De Novaco Anger Scale-Provocative Inventory (NAS-PI; Novaco, 1994) is een zelfrapportagevragenlijst. De lijst bestaat uit twee delen, deel A (de NAS) en deel B (de PI). Deel A telt 60 vragen, deel B 25. A-vragen bieden de keuze uit 3 antwoordalternatieven: ‘never true’, ‘sometimes true’ en ‘always true’. B-vragen bieden 4 antwoordalternatieven: ‘not at all angry’, ‘a little angry’, fairly angry’ en ‘very angry’. De vragen zijn alle veranderingsgevoelig (geen statische items, alleen dynamische).
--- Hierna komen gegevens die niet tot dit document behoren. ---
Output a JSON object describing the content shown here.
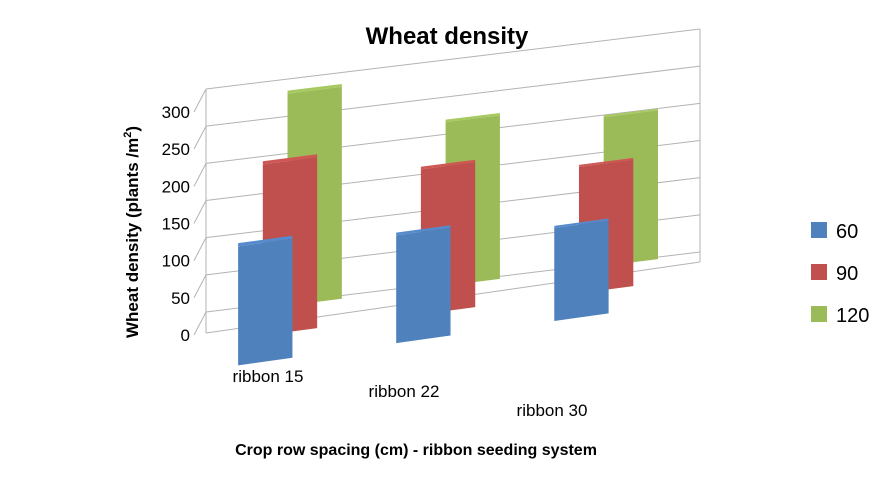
{
  "chart_data": {
    "type": "bar",
    "title": "Wheat density",
    "ylabel_main": "Wheat density (plants /m",
    "ylabel_sup": "2",
    "ylabel_tail": ")",
    "xlabel": "Crop row spacing (cm) - ribbon seeding system",
    "categories": [
      "ribbon 15",
      "ribbon 22",
      "ribbon 30"
    ],
    "series": [
      {
        "name": "60",
        "values": [
          160,
          145,
          125
        ],
        "color": "#4f81bd"
      },
      {
        "name": "90",
        "values": [
          230,
          195,
          170
        ],
        "color": "#c0504d"
      },
      {
        "name": "120",
        "values": [
          285,
          220,
          200
        ],
        "color": "#9bbb59"
      }
    ],
    "yticks": [
      "0",
      "50",
      "100",
      "150",
      "200",
      "250",
      "300"
    ],
    "ylim": [
      0,
      300
    ],
    "grid": true,
    "legend": "right",
    "projection": "3d"
  }
}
Novaco (2003, p. 1) omschrijft de vragenlijst als volgt: ‘The Novaco Anger Scale and Provocation Inventory (NAS-PI) is a two-part test designed to assess anger as a problem of psychological functioning and physical health and to assess therapeutic change. De NAS bestaat uit 5 schalen: Cognitive (COG), Arousal (ARO), Behavioral (BEH) en Anger Regulation (REG) alsmede een NAS-totaalscore. De Provocation Inventory telt 25 items (PI-items). ‘PI items focus on the kinds of situations that lead to anger in five content areas –disrespectful treatment, unfairness, frustration, annoying traits of others, and irritations –to produce a single Total PI-score.’ ‘Wherever possible, the tow parts of the questionnaire should be administered together.’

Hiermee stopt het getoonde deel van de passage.